From b757756ea71341bc2a20872153754e5932658130 Mon Sep 17 00:00:00 2001
From: "lcy.seso" <lcy.seso@gmail.com>
Date: Fri, 13 Sep 2024 05:23:39 +0000
Subject: [PATCH] backup changes.

---
 .../tvm/bigbird_tvm.py                        |   2 +-
 .../rnn/baselines/grid_lstm/gridlstm_pt.py    |   8 +-
 .../rnn/baselines/grid_lstm/gridlstm_tf.py    | 201 ++++++++++++------
 .../baselines/grid_lstm/run_grid_lstm_pt.sh   |  36 ++--
 .../stacked_drnn_tensorflow_graph.py          |   9 +-
 .../baselines/stacked_dilated_rnn/utils.py    |   2 +-
 .../stacked_lstm_tensorflow_eager.py          |  27 ++-
 .../stacked_lstm_tensorflow_graph.py          |  26 +++
 8 files changed, 222 insertions(+), 89 deletions(-)

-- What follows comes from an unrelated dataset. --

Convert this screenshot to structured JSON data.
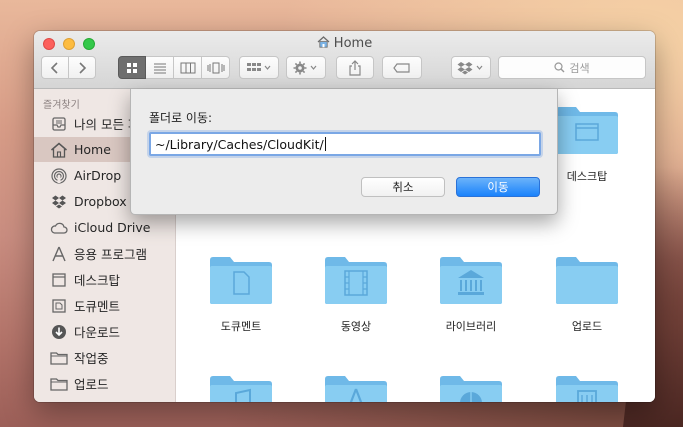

diff --git a/artifacts/FractalTensor/benchmarks/blocked_sparse_attention/tvm/bigbird_tvm.py b/artifacts/FractalTensor/benchmarks/blocked_sparse_attention/tvm/bigbird_tvm.py
index 5496d6568..5c7e9136f 100644
--- a/artifacts/FractalTensor/benchmarks/blocked_sparse_attention/tvm/bigbird_tvm.py
+++ b/artifacts/FractalTensor/benchmarks/blocked_sparse_attention/tvm/bigbird_tvm.py
@@ -245,7 +245,7 @@ def bigbird_wv_SPMM_reduce(N, L, B, H, W, R, G, dtype):
         verbose=2,
     )
 
-    # tuner.tune(tune_option)
+    tuner.tune(tune_option)
 
     funcs = []
 
diff --git a/artifacts/FractalTensor/benchmarks/rnn/baselines/grid_lstm/gridlstm_pt.py b/artifacts/FractalTensor/benchmarks/rnn/baselines/grid_lstm/gridlstm_pt.py
index 1996f60df..6f14e63e8 100644
--- a/artifacts/FractalTensor/benchmarks/rnn/baselines/grid_lstm/gridlstm_pt.py
+++ b/artifacts/FractalTensor/benchmarks/rnn/baselines/grid_lstm/gridlstm_pt.py
@@ -52,10 +52,10 @@ class PytorchGrid(unittest.TestCase):
     OUTPUT_FILE = cmd_args.output_file
     DEFAULT_TEST = cmd_args.default_test
 
-    if OUTPUT_FILE:
-        with open(OUTPUT_FILE, 'w') as fout:
-            fout.write(
-                "depth\t[seq_length, batch_size, hidden_size]\tPyTorch(ms)\n")
+    # if OUTPUT_FILE:
+    #     with open(OUTPUT_FILE, 'w') as fout:
+    #         fout.write(
+    #             "depth\t[seq_length, batch_size, hidden_size]\tPyTorch(ms)\n")
 
     LOG_DEBUG_INFO = 1
     PROFILER_ENABLE = 0
diff --git a/artifacts/FractalTensor/benchmarks/rnn/baselines/grid_lstm/gridlstm_tf.py b/artifacts/FractalTensor/benchmarks/rnn/baselines/grid_lstm/gridlstm_tf.py
index 0454d2b51..cc0a81201 100644
--- a/artifacts/FractalTensor/benchmarks/rnn/baselines/grid_lstm/gridlstm_tf.py
+++ b/artifacts/FractalTensor/benchmarks/rnn/baselines/grid_lstm/gridlstm_tf.py
@@ -4,6 +4,7 @@
 import unittest
 import os
 import logging
+import argparse
 import datetime
 
 import test_utils as tu
@@ -17,6 +18,17 @@
 os.environ["CUDA_VISIBLE_DEVICES"] = "0"
 
 
+def str2bool(v):
+    if isinstance(v, bool):
+        return v
+    if v in ('True'):
+        return True
+    elif v in ('False'):
+        return False
+    else:
+        raise argparse.ArgumentTypeError('Boolean value expected.')
+
+
 def parse_test_args():
     parser = argparse.ArgumentParser(description='Girdlstm')
     parser.add_argument(
@@ -26,67 +38,72 @@ def parse_test_args():
     parser.add_argument(
         '--hidden_size', type=int, help='Hidden size', default=256)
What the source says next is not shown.